There’s nothing wrong with Loken per se, but she’s a female
Terminator purely because they haven’t done that yet, and she’s part T-800 part
T-1000 purely because they have no ideas at all about how to give the villain special
new skills. Apart from taking control of
other machines, which is much better on paper than in practice. Also, it’s
clear that the carefully conceived physicality of Patrick’s T-1000 has not been
applied to this new model.
As noted, her initially going round killing teenagers is a
decent enough idea, but it lacks any real tension or horror. Added to that, the
CGI used to render the T-X is pretty lousy. There’s also some weird gore – I
have no idea how her putting her arm through a cop’s chest from a back of the
car gets a 12 certificate. The Terminator on Terminator fighting is far from
enthralling, and occasionally funny for all the wrong reasons; Loken picking up
Arnie by the crotch and hurling him about just looks silly, not dramatic.

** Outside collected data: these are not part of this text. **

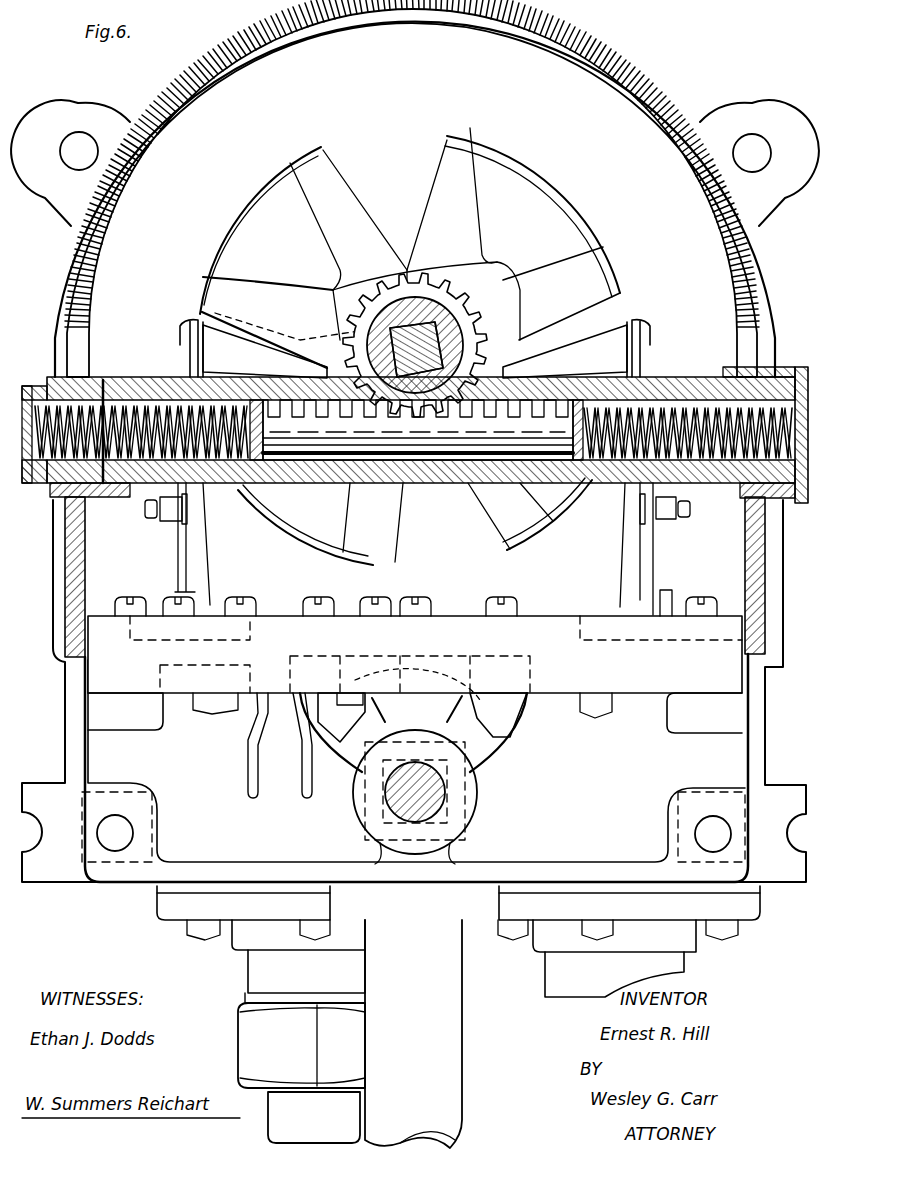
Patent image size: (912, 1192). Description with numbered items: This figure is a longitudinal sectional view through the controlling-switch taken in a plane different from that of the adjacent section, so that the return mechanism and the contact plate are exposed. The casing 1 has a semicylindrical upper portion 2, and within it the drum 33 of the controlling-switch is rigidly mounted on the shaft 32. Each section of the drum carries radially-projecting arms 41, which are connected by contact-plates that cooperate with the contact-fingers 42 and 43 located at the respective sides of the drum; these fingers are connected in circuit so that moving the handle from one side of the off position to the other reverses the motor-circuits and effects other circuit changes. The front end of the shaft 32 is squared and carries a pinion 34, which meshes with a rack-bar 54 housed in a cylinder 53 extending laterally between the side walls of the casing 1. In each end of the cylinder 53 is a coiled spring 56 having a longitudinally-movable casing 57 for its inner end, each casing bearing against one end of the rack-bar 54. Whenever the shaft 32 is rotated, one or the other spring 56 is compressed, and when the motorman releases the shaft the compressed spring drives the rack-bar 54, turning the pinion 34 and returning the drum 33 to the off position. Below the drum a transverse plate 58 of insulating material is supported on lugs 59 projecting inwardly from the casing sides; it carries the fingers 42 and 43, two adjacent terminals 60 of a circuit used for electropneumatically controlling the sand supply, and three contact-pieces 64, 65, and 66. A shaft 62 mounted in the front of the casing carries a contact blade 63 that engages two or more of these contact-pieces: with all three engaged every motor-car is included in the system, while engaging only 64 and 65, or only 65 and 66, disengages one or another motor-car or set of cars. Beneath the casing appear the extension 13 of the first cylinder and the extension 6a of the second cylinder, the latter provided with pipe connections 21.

The casing 1 is at (414, 815).
The semicylindrical upper portion 2 is at (415, 188).
The shaft 32 is at (406, 266).
The drum 33 is at (426, 301).
The pinion 34 is at (452, 322).
The radially-projecting arms 41 is at (410, 346).
The contact-finger 42 is at (238, 333).
The contact-finger 43 is at (587, 349).
The cylinder 53 is at (415, 438).
The rack-bar 54 is at (418, 430).
The coiled spring 56 is at (700, 382).
The longitudinally-movable casing 57 is at (150, 366).
The transverse plate 58 is at (415, 654).
The lugs 59 is at (415, 713).
The terminals 60 is at (302, 762).
The shaft 62 is at (447, 800).
The contact arm or blade 63 is at (413, 732).
The contact-piece 64 is at (341, 717).
The contact-piece 65 is at (417, 684).
The contact-piece 66 is at (498, 715).
The extension 6a is at (305, 976).
The extension 13 is at (614, 974).
The pipe connections 21 is at (301, 1073).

What of Nick Stahl as John Connor? Stahl’s a good actor, as
he showed in the too short-lived Carnivale
at about the same time. But he’s all wrong as a future resistance leader;
that future dream sequence (why have one Terminator when you can have 30?)
isn’t fooling anyone. One thing Salvation
did right was cast Christian Bale (until he started talking, at any rate). It
needed someone who could be believably desperate and ruthless. And no, he can’t
sell the “Terminatrix” line, but who could?
Danes fares little better, but I did find myself perversely entertained
by her clichéd cluelessness in response to the sci-fi world revealed to her.
The introduction of Kate Brewster to the mythology can get a free pass because
the timeline has changed, but drawing attention to the coincidences doesn’t
always make them any easier to swallow (John kissed her the day before he first
met Arnie? He just happened to be in her vet’s on the night the T-X comes to
kill her). Her dialogue is frequently
unintentionally funny too (“Die you
bitch!”)
I hadn’t seen Terminator
3: Rise of the Machines since taking its cinema release, so to a certain
extent it felt fairly fresh. Just not in a good way. This and Salvation took on something of the rod
for their own backs of the original Planet
of the Apes series, filling in the narrative gaps. Occasionally such an approach
can work, but it tends to be struggling against rote joining the dots if there
aren’t genuinely surprising or original individual story beats in the mix. The decimation
of the final scene of T3 achieves
that, but the rest of the picture is stillborn.